December 10th, 2010 · No Comments · Contemporary circus

COL Assistant Producer Daniel Pitt on COL’s circus artist and choreographers mash-up, The Blender.

On some of the coldest days of the year, spending your time in an uninsulated warehouse in London’s Docklands may not be top of anyone’s list of the top things to do. Braving the treacherous conditions to travel to Woolwich’s Hangar Arts Trust (in one case even getting stuck in the snow, abandoning the car, and returning with friends to dig them out) an open-minded group of circus performers and contemporary dance choreographers met for three days of intensive workshops that combined the two artforms. The Blender Project is kindly supported by the same generous people at the Jerwood Charitable Foundation who support me in my placement at Crying Out Loud.

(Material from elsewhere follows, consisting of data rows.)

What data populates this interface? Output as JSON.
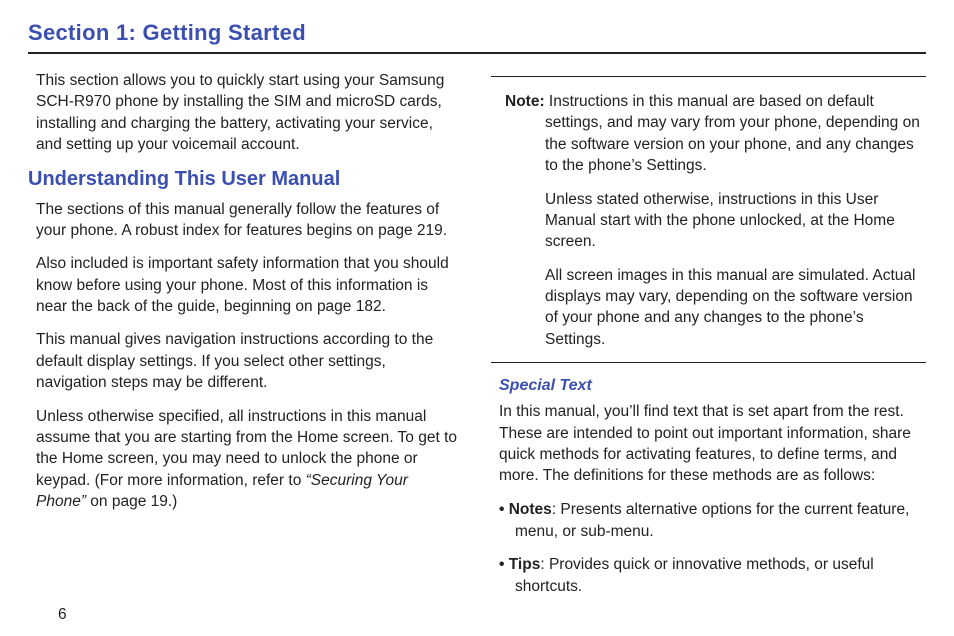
{
  "section_title": "Section 1: Getting Started",
  "page_number": "6",
  "col1": {
    "intro": "This section allows you to quickly start using your Samsung SCH-R970 phone by installing the SIM and microSD cards, installing and charging the battery, activating your service, and setting up your voicemail account.",
    "h_understanding": "Understanding This User Manual",
    "p1": "The sections of this manual generally follow the features of your phone. A robust index for features begins on page 219.",
    "p2": "Also included is important safety information that you should know before using your phone. Most of this information is near the back of the guide, beginning on page 182.",
    "p3": "This manual gives navigation instructions according to the default display settings. If you select other settings, navigation steps may be different.",
    "p4a": "Unless otherwise specified, all instructions in this manual assume that you are starting from the Home screen. To get to the Home screen, you may need to unlock the phone or keypad. (For more information, refer to ",
    "p4_ref": "“Securing Your Phone”",
    "p4b": " on page 19.)"
  },
  "col2": {
    "note_label": "Note:",
    "note1": " Instructions in this manual are based on default settings, and may vary from your phone, depending on the software version on your phone, and any changes to the phone’s Settings.",
    "note2": "Unless stated otherwise, instructions in this User Manual start with the phone unlocked, at the Home screen.",
    "note3": "All screen images in this manual are simulated. Actual displays may vary, depending on the software version of your phone and any changes to the phone’s Settings.",
    "h_special": "Special Text",
    "special_intro": "In this manual, you’ll find text that is set apart from the rest. These are intended to point out important information, share quick methods for activating features, to define terms, and more. The definitions for these methods are as follows:",
    "bullets": {
      "notes_label": "Notes",
      "notes_text": ": Presents alternative options for the current feature, menu, or sub-menu.",
      "tips_label": "Tips",
      "tips_text": ": Provides quick or innovative methods, or useful shortcuts."
    }
  }
}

After many many emails, we assembled a group of practitioners who were really open-minded to the opportunities of cross-artform collaboration. My role when it got to the weekend was just to keep everything running smoothly. The way to a performer’s heart is through their stomach, as I learnt in Poole, so my first mission was navigating the snowy one-way system ridden streets of Woolwich, to Sainsbury’s to buy enough snacks to keep everyone happy. A particularly impractical supermarket housed within a multi-storey car park meant that you got people with their full trolleys jamming up the lifts. And you had to go outdoors to get to the lifts. I was not pleased. The joy on people’s faces to learn that there was real fresh coffee available (rather than freeze-dried) made up for the idiosyncrasies of this particular shop, however. Note to self: food AND coffee win over hearts AND minds.

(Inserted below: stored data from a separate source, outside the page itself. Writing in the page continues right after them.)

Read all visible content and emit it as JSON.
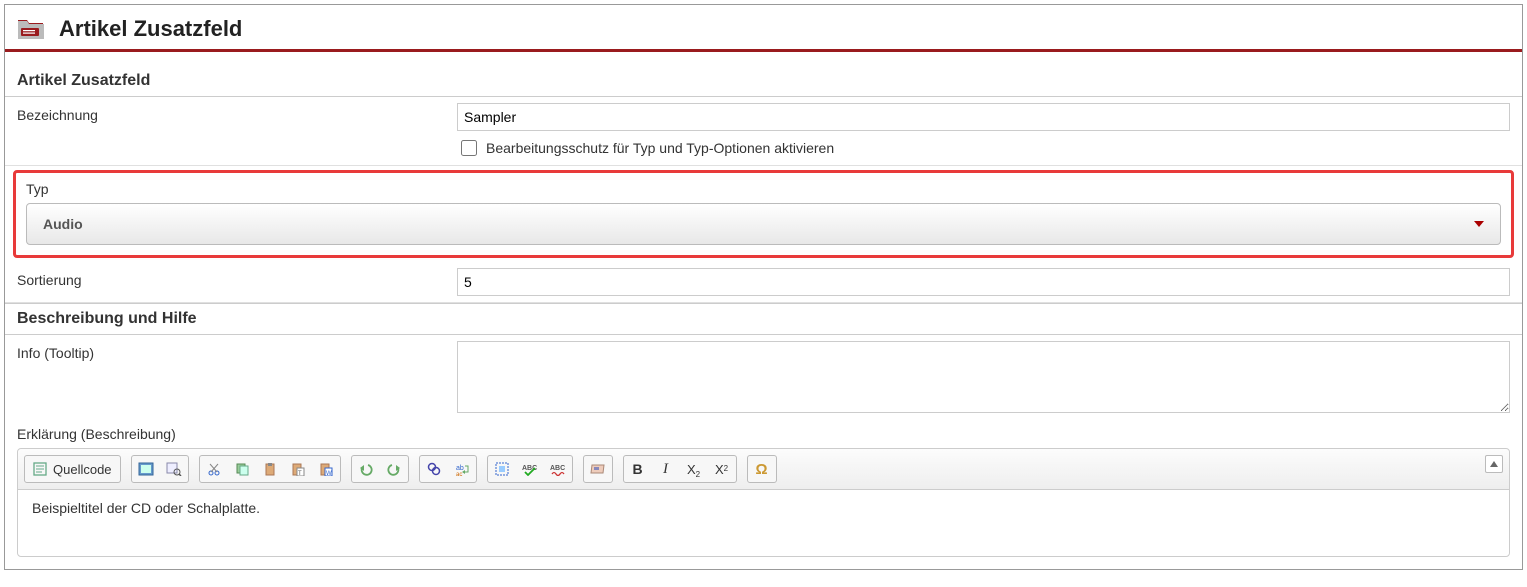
{
  "header": {
    "title": "Artikel Zusatzfeld"
  },
  "section1": {
    "title": "Artikel Zusatzfeld"
  },
  "form": {
    "bezeichnung_label": "Bezeichnung",
    "bezeichnung_value": "Sampler",
    "lock_checkbox_label": "Bearbeitungsschutz für Typ und Typ-Optionen aktivieren",
    "typ_label": "Typ",
    "typ_value": "Audio",
    "sort_label": "Sortierung",
    "sort_value": "5"
  },
  "section2": {
    "title": "Beschreibung und Hilfe"
  },
  "info": {
    "label": "Info (Tooltip)",
    "value": ""
  },
  "explain": {
    "label": "Erklärung (Beschreibung)"
  },
  "editor": {
    "quellcode": "Quellcode",
    "content": "Beispieltitel der CD oder Schalplatte."
  }
}
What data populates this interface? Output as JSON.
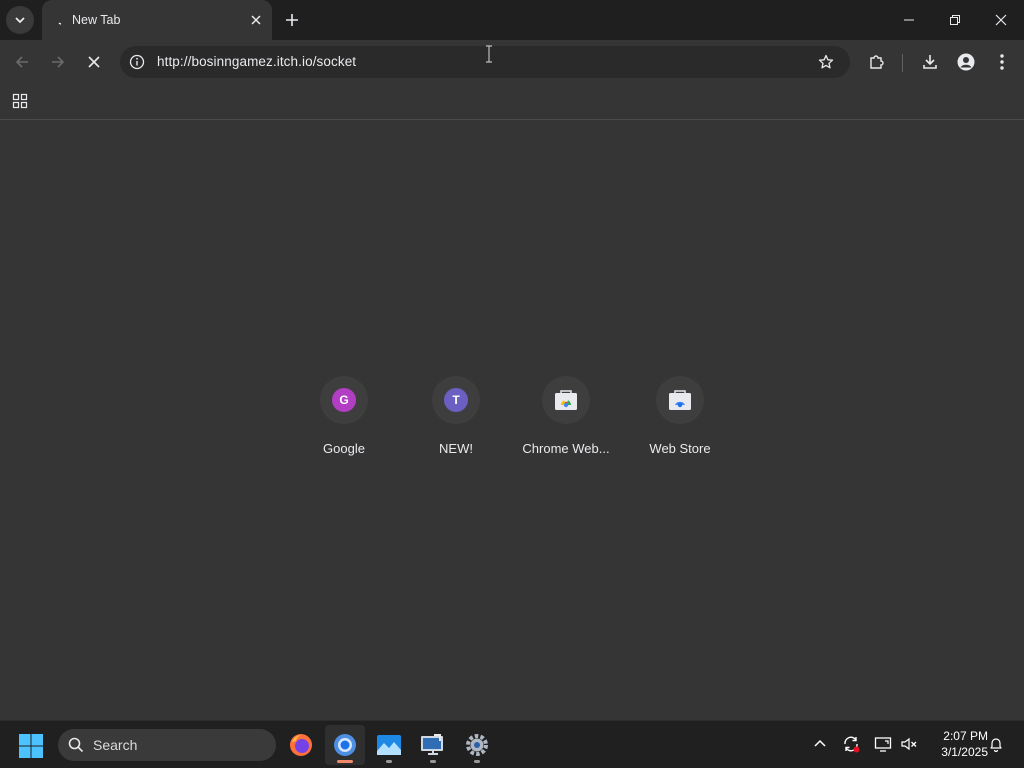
{
  "browser": {
    "tab": {
      "title": "New Tab"
    },
    "omnibox": {
      "url": "http://bosinngamez.itch.io/socket"
    }
  },
  "shortcuts": [
    {
      "label": "Google",
      "letter": "G",
      "color": "#b23ec4"
    },
    {
      "label": "NEW!",
      "letter": "T",
      "color": "#6b5fc2"
    },
    {
      "label": "Chrome Web...",
      "icon": "web-store-icon"
    },
    {
      "label": "Web Store",
      "icon": "web-store-icon"
    }
  ],
  "taskbar": {
    "search_label": "Search",
    "apps": [
      "firefox-icon",
      "chrome-icon",
      "photos-icon",
      "remote-desktop-icon",
      "settings-icon"
    ],
    "clock": {
      "time": "2:07 PM",
      "date": "3/1/2025"
    }
  }
}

The three days were a huge success it seemed, with close to 100 cereal bars being eaten alongside more lunches than the café could cope with (goats’ cheese and roasted vegetables being the biggest hits). There was some fantastic work being made in a very short time; I thought it was testament to what can be achieved through less talking and more doing (though maybe the ‘hot air’ wouldn’t have gone amiss). The artists all complained that there wasn’t enough time, but as initial sketches of performance, the quality and variation that was achieved was extremely high. The choreographers seemed to provide emotion and narrative (whether explained or not) that the circus acts sometimes lacked previously.

Too much watching made me very envious, but there is no easily accessible apparatus that an impatient, flabby office worker can really have a go on. I stole a turn on the German wheel… and fell out, unsurprisingly. I was later helped up onto an aerial hoop, and once up there it was a piece of cake (relatively), but I’m not sure about how graceful I looked. They do all make it look so easy. I’m not sure I fancy the friction burns they all pretend not to get!

As I overheard one acrobat saying while practicing, ‘I’m not happy with the coming down yet – it doesn’t feel smooth.’ Well, if you want it smoother, obviously the answer is to put it in the Blender!